L’Eglise copte, qui a publiquement remercié les services de sécurité d’avoir reconduit la jeune femme, apparaît particulièrement conservatrice.
En mai, une décision de la Haute cour administrative -annulée depuis- avait provoqué sa fureur. Par ce jugement, l’Eglise se voyait en effet dans l’obligation d’autoriser le remariage de ses disciples.
"Nous n’accepterons rien qui aille à l’encontre de la Bible. La justice a rendu un jugement civil. Or, le mariage est un acte religieux", avait clamé le patriarche Chenouda III, 86 ans.
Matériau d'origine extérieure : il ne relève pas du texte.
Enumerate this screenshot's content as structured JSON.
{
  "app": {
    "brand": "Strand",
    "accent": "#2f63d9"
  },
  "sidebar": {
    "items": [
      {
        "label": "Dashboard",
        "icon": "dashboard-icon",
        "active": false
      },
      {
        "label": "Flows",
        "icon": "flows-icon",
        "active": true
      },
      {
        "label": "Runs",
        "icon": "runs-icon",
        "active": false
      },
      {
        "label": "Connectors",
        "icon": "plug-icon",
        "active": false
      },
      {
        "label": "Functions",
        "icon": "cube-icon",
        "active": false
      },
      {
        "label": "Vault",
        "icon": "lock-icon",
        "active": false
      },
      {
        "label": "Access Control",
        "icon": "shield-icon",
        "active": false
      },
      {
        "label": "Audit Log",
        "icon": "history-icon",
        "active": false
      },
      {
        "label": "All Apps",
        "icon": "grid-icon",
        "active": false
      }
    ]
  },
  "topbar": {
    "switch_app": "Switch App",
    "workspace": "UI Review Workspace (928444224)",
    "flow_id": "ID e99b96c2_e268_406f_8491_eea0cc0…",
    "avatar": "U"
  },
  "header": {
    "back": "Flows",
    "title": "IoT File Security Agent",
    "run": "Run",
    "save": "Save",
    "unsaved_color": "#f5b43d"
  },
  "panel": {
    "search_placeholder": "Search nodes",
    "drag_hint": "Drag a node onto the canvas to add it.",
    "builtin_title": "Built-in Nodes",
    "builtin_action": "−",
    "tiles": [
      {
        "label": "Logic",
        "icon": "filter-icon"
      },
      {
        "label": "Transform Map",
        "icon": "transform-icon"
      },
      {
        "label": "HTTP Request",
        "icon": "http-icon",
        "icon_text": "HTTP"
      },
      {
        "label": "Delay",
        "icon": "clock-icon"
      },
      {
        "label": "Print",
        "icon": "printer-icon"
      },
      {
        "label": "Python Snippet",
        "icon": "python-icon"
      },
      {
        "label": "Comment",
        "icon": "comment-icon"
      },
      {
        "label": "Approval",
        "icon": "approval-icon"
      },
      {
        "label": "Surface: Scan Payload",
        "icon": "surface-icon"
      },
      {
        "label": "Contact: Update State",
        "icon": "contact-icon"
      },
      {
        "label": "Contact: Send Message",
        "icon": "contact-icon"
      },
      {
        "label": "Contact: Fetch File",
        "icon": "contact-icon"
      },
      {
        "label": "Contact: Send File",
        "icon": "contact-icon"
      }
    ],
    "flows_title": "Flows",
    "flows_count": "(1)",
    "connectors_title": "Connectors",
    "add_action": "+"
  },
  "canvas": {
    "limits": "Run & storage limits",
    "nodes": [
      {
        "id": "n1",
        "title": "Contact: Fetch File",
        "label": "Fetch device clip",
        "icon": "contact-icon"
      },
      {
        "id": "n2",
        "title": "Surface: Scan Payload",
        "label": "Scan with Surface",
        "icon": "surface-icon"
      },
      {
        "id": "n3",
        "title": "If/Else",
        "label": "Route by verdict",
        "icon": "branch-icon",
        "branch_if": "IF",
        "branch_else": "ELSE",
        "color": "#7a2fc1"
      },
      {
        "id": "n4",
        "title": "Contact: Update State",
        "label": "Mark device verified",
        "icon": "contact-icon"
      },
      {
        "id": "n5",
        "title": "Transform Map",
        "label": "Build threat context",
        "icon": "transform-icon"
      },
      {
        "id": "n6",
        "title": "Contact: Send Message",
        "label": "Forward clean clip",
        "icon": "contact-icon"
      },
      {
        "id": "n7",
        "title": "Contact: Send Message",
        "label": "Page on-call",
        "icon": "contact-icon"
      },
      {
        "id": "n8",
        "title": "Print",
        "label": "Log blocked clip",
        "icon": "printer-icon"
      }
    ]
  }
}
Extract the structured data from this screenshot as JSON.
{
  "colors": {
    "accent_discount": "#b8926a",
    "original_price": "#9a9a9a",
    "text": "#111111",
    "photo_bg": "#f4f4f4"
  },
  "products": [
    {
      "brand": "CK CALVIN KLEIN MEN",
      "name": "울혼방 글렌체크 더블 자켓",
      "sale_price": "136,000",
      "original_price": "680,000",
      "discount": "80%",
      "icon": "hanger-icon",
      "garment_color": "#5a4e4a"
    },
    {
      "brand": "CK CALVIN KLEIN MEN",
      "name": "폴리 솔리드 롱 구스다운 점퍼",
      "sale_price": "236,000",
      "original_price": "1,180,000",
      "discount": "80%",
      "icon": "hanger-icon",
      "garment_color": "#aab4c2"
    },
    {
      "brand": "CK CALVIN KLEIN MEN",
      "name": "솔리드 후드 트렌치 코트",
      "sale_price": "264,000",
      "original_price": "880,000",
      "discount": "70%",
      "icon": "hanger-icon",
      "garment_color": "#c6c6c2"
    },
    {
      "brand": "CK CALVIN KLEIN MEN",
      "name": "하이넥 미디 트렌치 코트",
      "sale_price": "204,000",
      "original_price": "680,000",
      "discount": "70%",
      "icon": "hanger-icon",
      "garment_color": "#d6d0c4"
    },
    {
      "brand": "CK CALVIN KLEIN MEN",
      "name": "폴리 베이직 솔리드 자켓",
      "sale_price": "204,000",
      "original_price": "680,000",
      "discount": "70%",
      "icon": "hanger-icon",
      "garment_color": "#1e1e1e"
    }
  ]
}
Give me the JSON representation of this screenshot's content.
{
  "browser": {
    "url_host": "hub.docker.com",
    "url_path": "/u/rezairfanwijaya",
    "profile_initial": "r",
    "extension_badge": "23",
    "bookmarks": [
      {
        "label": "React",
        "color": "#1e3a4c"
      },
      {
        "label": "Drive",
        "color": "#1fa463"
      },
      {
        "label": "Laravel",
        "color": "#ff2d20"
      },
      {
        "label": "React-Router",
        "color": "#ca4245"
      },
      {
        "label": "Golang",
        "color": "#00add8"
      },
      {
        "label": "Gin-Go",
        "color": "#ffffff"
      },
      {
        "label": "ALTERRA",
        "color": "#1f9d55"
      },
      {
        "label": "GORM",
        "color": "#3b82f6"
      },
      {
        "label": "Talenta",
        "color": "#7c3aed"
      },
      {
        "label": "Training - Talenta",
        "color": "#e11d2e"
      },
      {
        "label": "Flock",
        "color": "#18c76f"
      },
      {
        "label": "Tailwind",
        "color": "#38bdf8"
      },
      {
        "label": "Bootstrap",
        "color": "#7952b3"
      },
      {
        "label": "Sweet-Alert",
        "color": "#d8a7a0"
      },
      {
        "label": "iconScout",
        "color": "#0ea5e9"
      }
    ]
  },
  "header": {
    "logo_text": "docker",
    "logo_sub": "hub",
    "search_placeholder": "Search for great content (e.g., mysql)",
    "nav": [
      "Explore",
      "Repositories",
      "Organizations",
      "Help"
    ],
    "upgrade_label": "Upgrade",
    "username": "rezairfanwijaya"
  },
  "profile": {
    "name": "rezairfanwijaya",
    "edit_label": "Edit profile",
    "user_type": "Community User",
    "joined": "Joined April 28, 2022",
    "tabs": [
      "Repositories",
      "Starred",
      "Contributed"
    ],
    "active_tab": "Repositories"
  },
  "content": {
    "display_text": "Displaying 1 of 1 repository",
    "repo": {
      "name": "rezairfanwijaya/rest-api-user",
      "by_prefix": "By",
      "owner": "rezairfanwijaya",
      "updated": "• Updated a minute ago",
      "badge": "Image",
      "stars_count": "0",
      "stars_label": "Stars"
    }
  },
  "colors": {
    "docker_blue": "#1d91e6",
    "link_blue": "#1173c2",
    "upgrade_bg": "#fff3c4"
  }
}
Avec les crispations entre chrétiens et musulmans, mais aussi la détérioration de la situation politique et économique, l’extrémisme gagne du terrain au sein de chaque confession, s’alarment certains observateurs.
"L’Egypte est devenue un pays fanatique où la haine existe dans les deux camps (…). L’Egypte est polluée par l’extrémisme, le fanatisme et l’ignorance (…) en raison de l’opression et de la corruption", estimait dimanche le rédacteur en chef du quotidien Al-Doustour (indépendant), Ibrahim Eissa.
De janvier 2008 à janvier 2010, l’EIPR affirme avoir recensé 53 affaires de violences confessionnelles, survenues dans 17 des 29 gouvernorats d’Egypte.
"Il y a une obsession chez les extrémistes musulmans, qui pensent que convertir un chrétien à l’islam est une victoire (pour leur religion) et va leur garantir une place au paradis", avance Ibrahim Eissa.
Dans l’autre camp, les chrétiens ont la sensibilité à fleur de peau car ils "considèrent que la conversion d’un copte à l’islam est une insulte à leur religion et une menace pour le christianisme".
Dans ce contexte, pour Ibrahim Eissa, d’autres affaires "Zakher" sont à prévoir.